Finanzsenatorin Linnert kritisiert Gesetzentwurf; Verfassungskonformität fraglich
25.09.2015Heute (25. September 2015) hat der Bundesrat die von der Bundesregierung vorgelegte Neufassung des Erbschaftssteuer- und Schenkungssteuergesetzes im ersten Durchlauf beraten. Bremens Finanzsenatorin Linnert hat daran deutliche Kritik geäußert:
"Sollte es zu dieser Regelung kommen, wird Bremen auf absehbare Zeit keine Einnahmen aus vererbten Betriebsvermögen haben. Bremen als Haushaltsnotlageland ist aber auf alle Steuereinnahmen angewiesen. Außerdem zementiert das Gesetz die vom Bundesverfassungsgericht kritisierten Ungleichheiten. Die Chance für eine Erbschaftssteuer, die eine echte Gerechtigkeitssteuer ist, ist vertan."
"Das Bundesverfassungsgericht hatte im vergangenen Jahr klargestellt, dass die Erbschafts- und Schenkungssteuer einen Beitrag zur Herstellung der sozialen Chancengleichheit leistet." Mit dem jetzt vorgelegten Gesetzentwurf wolle die Bundesregierung offenbar Erben von großen und größten Betriebsvermögen in nahezu unbegrenzter Höhe von der Erbschafts- und Schenkungssteuer befreien. "Nur in Ausnahmefällen wäre bei Betriebsvermögen noch Erbschaftssteuer fällig", so Linnert über die Bremer Situation. "Mit der Erbschaftssteuer Marke "extra light" entspricht die Bundesregierung nicht dem Auftrag des Bundesverfassungsgerichts", fügte sie hinzu.
Linnert stellte klar, dass eine Verschonung von der Steuer dann gerechtfertigt sein könne, wenn es darum gehe, Arbeitsplätze zu erhalten und forderte eine entsprechende Differenzierung. "Eine teilweise Steuerbefreiung für kleine und mittlere Betriebe, die durch die Zahlung der Steuer gefährdet wären, ist grundsätzlich richtig. Denn dies dient ersichtlich der Mehrung und dem Erhalt des Wohlstands in unserem Land", ordnete sie ihre Forderung ein.
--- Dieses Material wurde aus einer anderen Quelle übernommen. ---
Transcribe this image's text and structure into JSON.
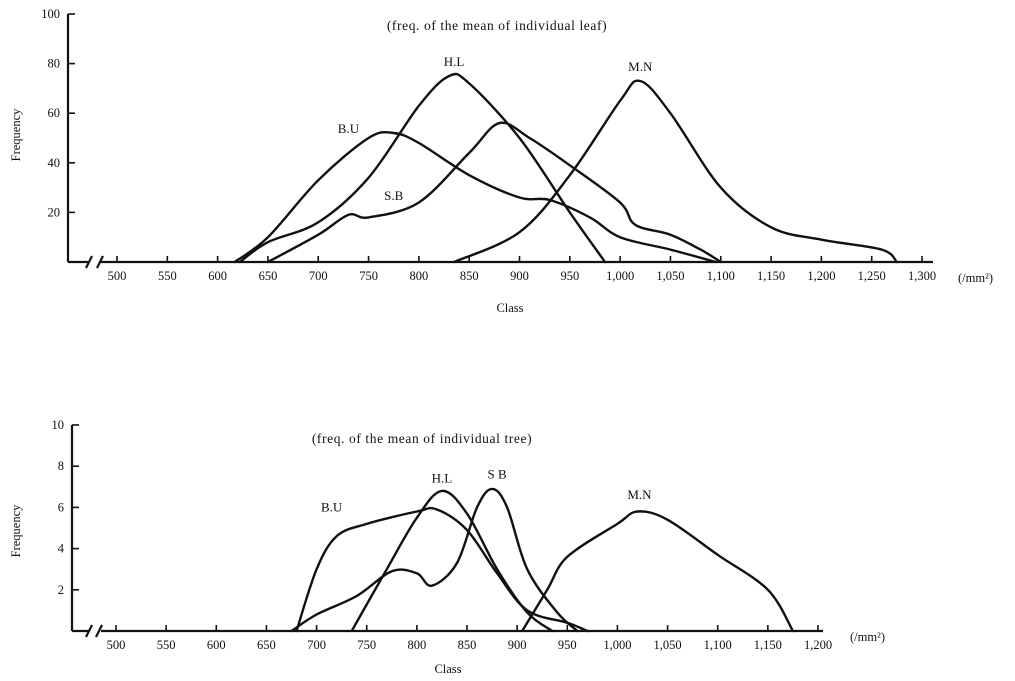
{
  "chart_data": [
    {
      "type": "line",
      "title": "(freq. of the mean of individual leaf)",
      "xlabel": "Class",
      "ylabel": "Frequency",
      "x_unit": "(/mm²)",
      "axis_break": true,
      "xlim": [
        500,
        1300
      ],
      "ylim": [
        0,
        100
      ],
      "x_ticks": [
        {
          "value": 500,
          "label": "500"
        },
        {
          "value": 550,
          "label": "550"
        },
        {
          "value": 600,
          "label": "600"
        },
        {
          "value": 650,
          "label": "650"
        },
        {
          "value": 700,
          "label": "700"
        },
        {
          "value": 750,
          "label": "750"
        },
        {
          "value": 800,
          "label": "800"
        },
        {
          "value": 850,
          "label": "850"
        },
        {
          "value": 900,
          "label": "900"
        },
        {
          "value": 950,
          "label": "950"
        },
        {
          "value": 1000,
          "label": "1,000"
        },
        {
          "value": 1050,
          "label": "1,050"
        },
        {
          "value": 1100,
          "label": "1,100"
        },
        {
          "value": 1150,
          "label": "1,150"
        },
        {
          "value": 1200,
          "label": "1,200"
        },
        {
          "value": 1250,
          "label": "1,250"
        },
        {
          "value": 1300,
          "label": "1,300"
        }
      ],
      "y_ticks": [
        {
          "value": 20,
          "label": "20"
        },
        {
          "value": 40,
          "label": "40"
        },
        {
          "value": 60,
          "label": "60"
        },
        {
          "value": 80,
          "label": "80"
        },
        {
          "value": 100,
          "label": "100"
        }
      ],
      "series": [
        {
          "name": "B.U",
          "label_at": [
            730,
            52
          ],
          "points": [
            [
              617,
              0
            ],
            [
              650,
              10
            ],
            [
              700,
              33
            ],
            [
              750,
              50
            ],
            [
              775,
              52
            ],
            [
              800,
              48
            ],
            [
              850,
              35
            ],
            [
              900,
              26
            ],
            [
              930,
              25
            ],
            [
              970,
              18
            ],
            [
              1000,
              10
            ],
            [
              1050,
              5
            ],
            [
              1095,
              0
            ]
          ]
        },
        {
          "name": "H.L",
          "label_at": [
            835,
            79
          ],
          "points": [
            [
              622,
              0
            ],
            [
              650,
              8
            ],
            [
              700,
              16
            ],
            [
              750,
              34
            ],
            [
              800,
              63
            ],
            [
              830,
              75
            ],
            [
              850,
              72
            ],
            [
              900,
              50
            ],
            [
              950,
              20
            ],
            [
              985,
              0
            ]
          ]
        },
        {
          "name": "S.B",
          "label_at": [
            775,
            25
          ],
          "points": [
            [
              650,
              0
            ],
            [
              700,
              11
            ],
            [
              730,
              19
            ],
            [
              750,
              18
            ],
            [
              800,
              24
            ],
            [
              850,
              44
            ],
            [
              880,
              56
            ],
            [
              910,
              50
            ],
            [
              950,
              39
            ],
            [
              1000,
              24
            ],
            [
              1015,
              15
            ],
            [
              1050,
              11
            ],
            [
              1080,
              5
            ],
            [
              1100,
              0
            ]
          ]
        },
        {
          "name": "M.N",
          "label_at": [
            1020,
            77
          ],
          "points": [
            [
              835,
              0
            ],
            [
              900,
              12
            ],
            [
              950,
              35
            ],
            [
              1000,
              65
            ],
            [
              1020,
              73
            ],
            [
              1050,
              60
            ],
            [
              1100,
              30
            ],
            [
              1150,
              14
            ],
            [
              1200,
              9
            ],
            [
              1260,
              5
            ],
            [
              1275,
              0
            ]
          ]
        }
      ]
    },
    {
      "type": "line",
      "title": "(freq. of the mean of individual tree)",
      "xlabel": "Class",
      "ylabel": "Frequency",
      "x_unit": "(/mm²)",
      "axis_break": true,
      "xlim": [
        500,
        1200
      ],
      "ylim": [
        0,
        10
      ],
      "x_ticks": [
        {
          "value": 500,
          "label": "500"
        },
        {
          "value": 550,
          "label": "550"
        },
        {
          "value": 600,
          "label": "600"
        },
        {
          "value": 650,
          "label": "650"
        },
        {
          "value": 700,
          "label": "700"
        },
        {
          "value": 750,
          "label": "750"
        },
        {
          "value": 800,
          "label": "800"
        },
        {
          "value": 850,
          "label": "850"
        },
        {
          "value": 900,
          "label": "900"
        },
        {
          "value": 950,
          "label": "950"
        },
        {
          "value": 1000,
          "label": "1,000"
        },
        {
          "value": 1050,
          "label": "1,050"
        },
        {
          "value": 1100,
          "label": "1,100"
        },
        {
          "value": 1150,
          "label": "1,150"
        },
        {
          "value": 1200,
          "label": "1,200"
        }
      ],
      "y_ticks": [
        {
          "value": 2,
          "label": "2"
        },
        {
          "value": 4,
          "label": "4"
        },
        {
          "value": 6,
          "label": "6"
        },
        {
          "value": 8,
          "label": "8"
        },
        {
          "value": 10,
          "label": "10"
        }
      ],
      "series": [
        {
          "name": "B.U",
          "label_at": [
            715,
            5.8
          ],
          "points": [
            [
              680,
              0
            ],
            [
              700,
              3
            ],
            [
              720,
              4.6
            ],
            [
              750,
              5.2
            ],
            [
              800,
              5.8
            ],
            [
              820,
              5.9
            ],
            [
              850,
              4.9
            ],
            [
              880,
              2.8
            ],
            [
              910,
              1
            ],
            [
              950,
              0.4
            ],
            [
              970,
              0
            ]
          ]
        },
        {
          "name": "H.L",
          "label_at": [
            825,
            7.2
          ],
          "points": [
            [
              735,
              0
            ],
            [
              770,
              3
            ],
            [
              800,
              5.5
            ],
            [
              825,
              6.8
            ],
            [
              850,
              5.7
            ],
            [
              880,
              3
            ],
            [
              910,
              0.9
            ],
            [
              935,
              0
            ]
          ]
        },
        {
          "name": "S B",
          "label_at": [
            880,
            7.4
          ],
          "points": [
            [
              675,
              0
            ],
            [
              700,
              0.8
            ],
            [
              740,
              1.7
            ],
            [
              775,
              2.9
            ],
            [
              800,
              2.8
            ],
            [
              815,
              2.2
            ],
            [
              840,
              3.3
            ],
            [
              860,
              6
            ],
            [
              875,
              6.9
            ],
            [
              890,
              6
            ],
            [
              910,
              3
            ],
            [
              940,
              0.9
            ],
            [
              960,
              0
            ]
          ]
        },
        {
          "name": "M.N",
          "label_at": [
            1022,
            6.4
          ],
          "points": [
            [
              905,
              0
            ],
            [
              930,
              2
            ],
            [
              950,
              3.6
            ],
            [
              1000,
              5.2
            ],
            [
              1020,
              5.8
            ],
            [
              1050,
              5.4
            ],
            [
              1100,
              3.7
            ],
            [
              1150,
              2
            ],
            [
              1175,
              0
            ]
          ]
        }
      ]
    }
  ]
}
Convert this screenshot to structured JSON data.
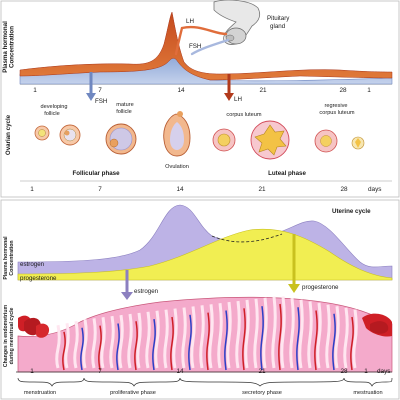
{
  "top": {
    "y_axis_label_line1": "Plasma hormonal",
    "y_axis_label_line2": "Concentration",
    "ovarian_axis_label": "Ovarian cycle",
    "pituitary_label_line1": "Pituitary",
    "pituitary_label_line2": "gland",
    "lh_label": "LH",
    "fsh_label": "FSH",
    "fsh_arrow_label": "FSH",
    "lh_arrow_label": "LH",
    "axis_ticks": [
      "1",
      "7",
      "14",
      "21",
      "28",
      "1"
    ],
    "stages": {
      "developing_follicle_line1": "developing",
      "developing_follicle_line2": "follicle",
      "mature_follicle_line1": "mature",
      "mature_follicle_line2": "follicle",
      "ovulation": "Ovulation",
      "corpus_luteum": "corpus luteum",
      "regressive_line1": "regresive",
      "regressive_line2": "corpus luteum"
    },
    "follicular_phase": "Follicular phase",
    "luteal_phase": "Luteal phase",
    "day_ticks": [
      "1",
      "7",
      "14",
      "21",
      "28"
    ],
    "days_label": "days"
  },
  "bottom": {
    "uterine_cycle": "Uterine cycle",
    "y_axis_label_line1": "Plasma hormonal",
    "y_axis_label_line2": "Concentration",
    "estrogen": "estrogen",
    "progesterone": "progesterone",
    "estrogen_arrow": "estrogen",
    "progesterone_arrow": "progesterone",
    "endometrium_label_line1": "Changes in endometrium",
    "endometrium_label_line2": "during menstrual cycle",
    "day_ticks": [
      "1",
      "7",
      "14",
      "21",
      "28",
      "1"
    ],
    "days_label": "days",
    "phases": {
      "menstruation": "menstruation",
      "proliferative": "proliferative phase",
      "secretory": "secretory phase",
      "menstruation_end": "mestruation"
    }
  },
  "colors": {
    "lh": "#c9401a",
    "fsh": "#7b93c4",
    "estrogen": "#b7aee0",
    "progesterone": "#f2ef52",
    "endometrium": "#f4a9c6",
    "vessel_blue": "#2b3fc7",
    "vessel_red": "#cf1f26"
  }
}
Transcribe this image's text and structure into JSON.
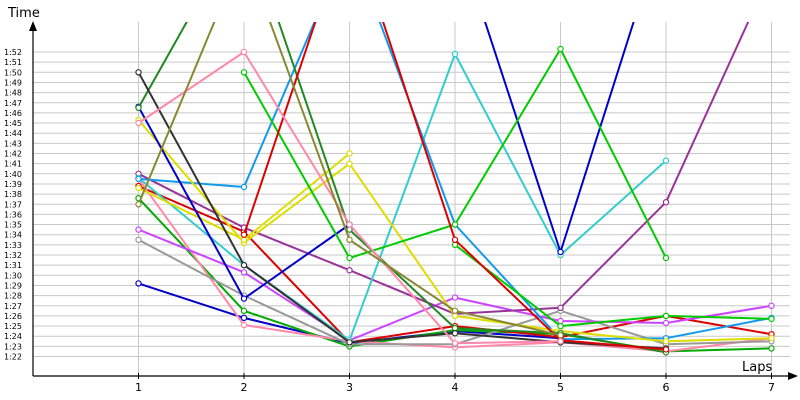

Die Senatorin erläuterte: "Auch bei der Erbschafts- und Schenkungssteuer muss es das Ziel des Gesetzgebers sein, den Einzelnen nach seiner individuellen Leistungsfähigkeit zu besteuern. Hierfür gibt es die Bedürfnisprüfung. Die Schwelle von 26 Millionen Euro, oberhalb derer überhaupt erst eine Bedürfnisprüfung einsetzt, ist viel zu hoch angesetzt", kritisierte sie. Unterhalb der 26-Millionen-Schwelle werden Firmenerben weitgehend verschont. Leider ist eine knappe Bundesrats-Mehrheit einem Antrag von Bremen und Schleswig-Holstein nicht gefolgt, diese Schwelle herabzusetzen.
Der daneben vorgesehenen Möglichkeit der "anlasslosen Verschonung" von großen und größten Vermögen erteilte Linnert eine klare Absage. "Das ist schlicht ungerecht." Die Verschonung widerspreche eklatant dem Willen der Verfassungsrichter.
Unternehmenserben können eine Verschonung von der Bedürfnisprüfung beantragen, so dass sie nicht ihre gesamten Vermögensverhältnisse offen legen müssen. Eine Verschonung ist auch dann möglich, fällt jedoch geringer aus, als nach einer Bedürfnisprüfung.